Friday night we made our second to last yeast starter of the year. As I said in my previous post, I am sad to see brewing season drawing to a close. DB and I have such a good time brewing together that I’ll really miss it. But we also have a really good time gardening together, so it’s not like we wont be doing fun things as a family. Sometimes I wonder what people who don’t brew and don’t garden do with themselves…
Saturday we brewed our Patersbier. Pretty much everything we brew is fairly alcoholic and robust, with the exception of the Paters. It’s the closest we get to Lawn-Mower Beer. The fermentables consist entirely of 0.5lb Carapils and 6 lbs Pilsen LME, giving us an O.G. of 1.041 – way lower than our usual original gravities of 1.065 or higher. Also, most of our beers this year have had at least some specialty grains with a lovibond of 400° or higher. Carapils has 1.5°L! I’m usually in charge of steeping the specialty grains while DB gets the kettle and burner set up outside and I’m looking at the pot and thinking, “Shouldn’t it be darker!?!” But being the scholarly brewers we are, we keep extensive brewing notes and I was able to confirm that I had the same reaction when we brewed it last year.
Brew day went off without a hitch – well, only a minor hitch when I got ahead of myself and had DB add the LME to the kettle before we achieved a full boil, but nothing too major… 🙂 By 3pm, everything was tidied up and we were enjoying the other exciting thing about Saturday – it was time to try Barbara’s Blaster!

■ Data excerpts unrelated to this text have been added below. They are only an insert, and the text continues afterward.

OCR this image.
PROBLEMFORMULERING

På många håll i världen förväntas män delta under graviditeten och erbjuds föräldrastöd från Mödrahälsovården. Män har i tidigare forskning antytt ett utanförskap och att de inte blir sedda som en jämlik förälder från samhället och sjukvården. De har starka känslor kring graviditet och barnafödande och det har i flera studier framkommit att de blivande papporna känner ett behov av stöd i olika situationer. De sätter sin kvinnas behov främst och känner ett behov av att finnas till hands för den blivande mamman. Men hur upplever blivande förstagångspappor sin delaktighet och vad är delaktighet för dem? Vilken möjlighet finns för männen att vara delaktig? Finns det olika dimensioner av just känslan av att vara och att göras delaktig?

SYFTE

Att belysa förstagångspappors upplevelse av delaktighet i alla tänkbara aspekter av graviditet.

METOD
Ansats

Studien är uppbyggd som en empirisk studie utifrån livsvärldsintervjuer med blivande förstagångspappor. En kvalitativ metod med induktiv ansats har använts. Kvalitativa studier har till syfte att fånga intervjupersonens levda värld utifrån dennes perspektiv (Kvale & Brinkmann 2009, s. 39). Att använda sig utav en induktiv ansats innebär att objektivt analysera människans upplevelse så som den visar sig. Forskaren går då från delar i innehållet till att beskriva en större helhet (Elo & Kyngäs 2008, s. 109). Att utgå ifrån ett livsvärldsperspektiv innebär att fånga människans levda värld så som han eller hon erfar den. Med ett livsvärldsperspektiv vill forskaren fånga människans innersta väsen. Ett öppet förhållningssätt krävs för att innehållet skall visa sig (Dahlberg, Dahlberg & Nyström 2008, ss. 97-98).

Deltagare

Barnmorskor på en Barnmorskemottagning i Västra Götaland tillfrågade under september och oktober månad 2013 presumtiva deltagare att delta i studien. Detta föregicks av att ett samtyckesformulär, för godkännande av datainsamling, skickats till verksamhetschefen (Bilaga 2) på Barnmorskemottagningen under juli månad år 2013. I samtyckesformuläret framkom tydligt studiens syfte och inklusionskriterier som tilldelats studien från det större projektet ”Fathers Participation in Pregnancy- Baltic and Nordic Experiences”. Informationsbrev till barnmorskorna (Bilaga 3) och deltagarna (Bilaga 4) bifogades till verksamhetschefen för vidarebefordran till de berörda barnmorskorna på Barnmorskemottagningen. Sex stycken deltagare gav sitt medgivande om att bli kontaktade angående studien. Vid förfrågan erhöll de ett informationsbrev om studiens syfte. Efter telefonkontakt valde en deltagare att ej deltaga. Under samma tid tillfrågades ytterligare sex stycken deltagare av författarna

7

It was fully carbonated and is awesome!!! It’s hoppy, but not too bitter – DB and I both agree that the addition of 2 extra ounces of Simcoe was both necessary and brilliant. (Yeah, me!) It’s got nice caramelly and toasty notes on the finish. I’m pretty sure this is going to be one of those beers that doesn’t last long in our house.

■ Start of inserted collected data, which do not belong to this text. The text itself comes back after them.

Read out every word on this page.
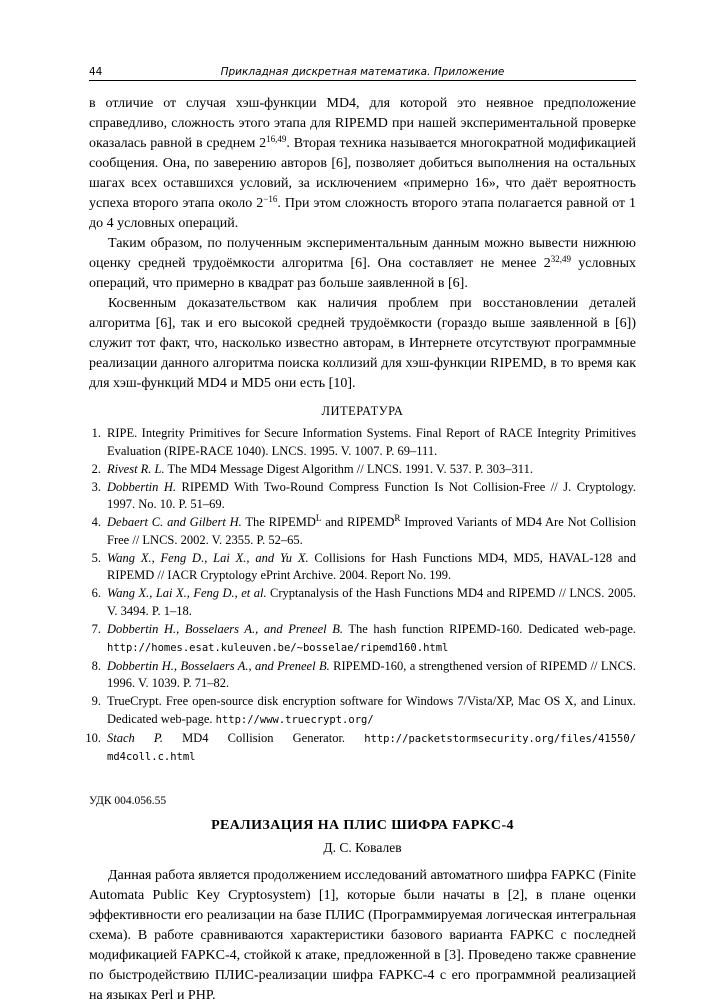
44	Прикладная дискретная математика. Приложение

в отличие от случая хэш-функции MD4, для которой это неявное предположение справедливо, сложность этого этапа для RIPEMD при нашей экспериментальной проверке оказалась равной в среднем 2$^{16,49}$. Вторая техника называется многократной модификацией сообщения. Она, по заверению авторов [6], позволяет добиться выполнения на остальных шагах всех оставшихся условий, за исключением «примерно 16», что даёт вероятность успеха второго этапа около $2^{-16}$. При этом сложность второго этапа полагается равной от 1 до 4 условных операций.

Таким образом, по полученным экспериментальным данным можно вывести нижнюю оценку средней трудоёмкости алгоритма [6]. Она составляет не менее 2$^{32,49}$ условных операций, что примерно в квадрат раз больше заявленной в [6].

Косвенным доказательством как наличия проблем при восстановлении деталей алгоритма [6], так и его высокой средней трудоёмкости (гораздо выше заявленной в [6]) служит тот факт, что, насколько известно авторам, в Интернете отсутствуют программные реализации данного алгоритма поиска коллизий для хэш-функции RIPEMD, в то время как для хэш-функций MD4 и MD5 они есть [10].

ЛИТЕРАТУРА
1 . RIPE. Integrity Primitives for Secure Information Systems. Final Report of RACE Integrity Primitives Evaluation (RIPE-RACE 1040). LNCS. 1995. V. 1007. P. 69–111.
2 . Rivest R. L. The MD4 Message Digest Algorithm // LNCS. 1991. V. 537. P. 303–311.
3 . Dobbertin H. RIPEMD With Two-Round Compress Function Is Not Collision-Free // J. Cryptology. 1997. No. 10. P. 51–69.
4 . Debaert C. and Gilbert H. The $RIPEMD^L$ and $RIPEMD^R$ Improved Variants of MD4 Are Not Collision Free // LNCS. 2002. V. 2355. P. 52–65.
5 . Wang X., Feng D., Lai X., and Yu X. Collisions for Hash Functions MD4, MD5, HAVAL-128 and RIPEMD // IACR Cryptology ePrint Archive. 2004. Report No. 199.
6 . Wang X., Lai X., Feng D., et al. Cryptanalysis of the Hash Functions MD4 and RIPEMD // LNCS. 2005. V. 3494. P. 1–18.
7 . Dobbertin H., Bosselaers A., and Preneel B. The hash function RIPEMD-160. Dedicated web-page. http://homes.esat.kuleuven.be/~bosselae/ripemd160.html
8 . Dobbertin H., Bosselaers A., and Preneel B. RIPEMD-160, a strengthened version of RIPEMD // LNCS. 1996. V. 1039. P. 71–82.
9 . TrueCrypt. Free open-source disk encryption software for Windows 7/Vista/XP, Mac OS X, and Linux. Dedicated web-page. http://www.truecrypt.org/
10 . Stach P. MD4 Collision Generator. http://packetstormsecurity.org/files/41550/ md4coll.c.html
УДК 004.056.55
РЕАЛИЗАЦИЯ НА ПЛИС ШИФРА FAPKC-4
Д. С. Ковалев

Данная работа является продолжением исследований автоматного шифра FAPKC (Finite Automata Public Key Cryptosystem) [1], которые были начаты в [2], в плане оценки эффективности его реализации на базе ПЛИС (Программируемая логическая интегральная схема). В работе сравниваются характеристики базового варианта FAPKC с последней модификацией FAPKC-4, стойкой к атаке, предложенной в [3]. Проведено также сравнение по быстродействию ПЛИС-реализации шифра FAPKC-4 с его программной реализацией на языках Perl и PHP.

Here I am enjoying a glass of Barbara’s Blaster.
At the end of the day, there was a truly beautiful sight in our brew room…
Saturday after brewing and all day Sunday, we started tackling our next monumental task – planning the 2012 garden. As previously mentioned, DB is a cultivar snob. I love to give him a hard time about this (because he is such a dork at heart) but truthfully, it’s a great quality that translates into us having the best plants for our garden and not busting our butts trying to grow something that doesn’t like our location.

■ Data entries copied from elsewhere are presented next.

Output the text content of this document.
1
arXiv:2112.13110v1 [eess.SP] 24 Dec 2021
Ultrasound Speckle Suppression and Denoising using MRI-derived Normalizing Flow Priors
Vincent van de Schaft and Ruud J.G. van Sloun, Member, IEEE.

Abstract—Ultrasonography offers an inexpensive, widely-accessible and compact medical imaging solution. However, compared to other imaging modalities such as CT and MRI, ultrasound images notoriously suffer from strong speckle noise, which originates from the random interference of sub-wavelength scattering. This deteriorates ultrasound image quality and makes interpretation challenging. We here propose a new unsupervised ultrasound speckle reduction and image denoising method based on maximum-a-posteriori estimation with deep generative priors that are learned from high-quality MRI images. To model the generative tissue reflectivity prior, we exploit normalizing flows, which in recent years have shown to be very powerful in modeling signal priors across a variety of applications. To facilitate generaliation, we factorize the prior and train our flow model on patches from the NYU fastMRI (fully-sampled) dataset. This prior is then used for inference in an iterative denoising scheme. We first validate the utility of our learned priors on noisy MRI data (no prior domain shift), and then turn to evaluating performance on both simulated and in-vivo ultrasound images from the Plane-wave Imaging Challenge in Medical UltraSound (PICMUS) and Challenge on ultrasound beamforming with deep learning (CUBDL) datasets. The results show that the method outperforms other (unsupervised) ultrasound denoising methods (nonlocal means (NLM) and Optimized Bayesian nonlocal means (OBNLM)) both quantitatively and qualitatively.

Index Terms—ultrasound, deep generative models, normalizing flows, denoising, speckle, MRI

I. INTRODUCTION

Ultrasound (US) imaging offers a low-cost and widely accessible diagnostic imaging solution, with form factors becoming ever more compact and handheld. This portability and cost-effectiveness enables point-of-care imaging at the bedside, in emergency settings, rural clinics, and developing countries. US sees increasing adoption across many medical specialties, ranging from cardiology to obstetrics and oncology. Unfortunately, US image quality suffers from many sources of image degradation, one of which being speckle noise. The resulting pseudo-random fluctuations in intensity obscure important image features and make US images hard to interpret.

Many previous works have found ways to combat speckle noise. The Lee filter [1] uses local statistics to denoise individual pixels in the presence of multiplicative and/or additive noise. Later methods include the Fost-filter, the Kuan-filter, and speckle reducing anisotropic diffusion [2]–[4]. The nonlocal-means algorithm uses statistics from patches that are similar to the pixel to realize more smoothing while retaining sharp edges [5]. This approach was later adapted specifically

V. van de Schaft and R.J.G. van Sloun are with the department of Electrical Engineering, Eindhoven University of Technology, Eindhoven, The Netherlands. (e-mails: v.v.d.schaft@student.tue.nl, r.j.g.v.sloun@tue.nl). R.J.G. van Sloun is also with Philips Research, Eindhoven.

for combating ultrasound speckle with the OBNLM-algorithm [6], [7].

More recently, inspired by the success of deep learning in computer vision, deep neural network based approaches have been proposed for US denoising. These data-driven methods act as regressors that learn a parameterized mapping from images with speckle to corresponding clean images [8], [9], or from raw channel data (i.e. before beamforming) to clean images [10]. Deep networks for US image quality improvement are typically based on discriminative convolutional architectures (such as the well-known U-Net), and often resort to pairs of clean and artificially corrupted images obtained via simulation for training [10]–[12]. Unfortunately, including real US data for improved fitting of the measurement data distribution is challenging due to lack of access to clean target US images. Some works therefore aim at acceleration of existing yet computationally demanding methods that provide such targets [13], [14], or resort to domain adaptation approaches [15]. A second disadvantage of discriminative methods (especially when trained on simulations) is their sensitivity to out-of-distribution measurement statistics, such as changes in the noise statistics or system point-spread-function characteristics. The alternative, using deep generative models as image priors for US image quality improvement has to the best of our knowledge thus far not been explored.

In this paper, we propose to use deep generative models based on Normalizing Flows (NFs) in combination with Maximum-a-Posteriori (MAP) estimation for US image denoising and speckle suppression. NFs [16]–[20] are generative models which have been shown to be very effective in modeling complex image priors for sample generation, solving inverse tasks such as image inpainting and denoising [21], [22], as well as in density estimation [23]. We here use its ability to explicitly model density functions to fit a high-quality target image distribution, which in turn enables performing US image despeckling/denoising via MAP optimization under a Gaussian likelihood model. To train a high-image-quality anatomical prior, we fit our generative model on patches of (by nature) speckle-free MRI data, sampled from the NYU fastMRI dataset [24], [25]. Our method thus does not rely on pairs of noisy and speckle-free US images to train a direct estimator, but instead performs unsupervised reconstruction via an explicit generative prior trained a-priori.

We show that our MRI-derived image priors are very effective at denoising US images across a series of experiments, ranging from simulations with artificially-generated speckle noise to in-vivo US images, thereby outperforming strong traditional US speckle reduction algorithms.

Here’s how choosing a plant for the garden goes…
Step 1: I first consult The Kitchen Garden Grower’s Guide and check out the cultivars it lists as tasty and productive and generally awesome.
Step 2: DB then cross references the Guide to North Carolina Vegetable Gardening to see if any of the cultivars I found are confirmed to be suitable for our area. If there are, we move straight onto Step 3. If there aren’t, we go by the types listed in DB’s book, rather than in mine.
Step 3: Armed with our list of acceptable cultivars, we scour the huge stack of gardening catalogs that DB has religiously collected all winter in order to compare the plant descriptions. We debate the pros and cons of each plant and (hopefully) agree on one or two to try.
Step 4: We then re-scour the huge stack of gardening catalogs to find the best deal on our chosen plant. I duly note the plant, where we are planning on purchasing said plant or seeds, and when and where we are planning on planting said plant.
Needless to say, it takes us awhile to plan the garden. But it’s awfully fun. We debate Detroit Dark Red versus Kestrel beets (we’re going with Kestrel and Red Ace), discuss the qualities we’re looking for in a watermelon (I want one that’s only 5 -6 lbs; we’re going with Sugarbaby), and try to decide if its worth it to plant shallots again this year when they’ve done poorly the last two (we’re going to give it one more shot).
I’m really excited to start gardening this year. When we found out I was pregnant, one of the first things DB said was, “I can’t wait to get the bean out in the garden with us!” He also has already worked out a plan where LB earns a certain amount for every squash bug she picks off the plants. (It started at 10¢ a squash bug but has since decreased to 1¢ each, given the number of bugs we had last year. We would be broke if we paid 10¢ a bug…) Now, LB is certainly not to the point that she can “help” us or earn her squash bug money, but that doesn’t mean we won’t schlep her out there with us anyway.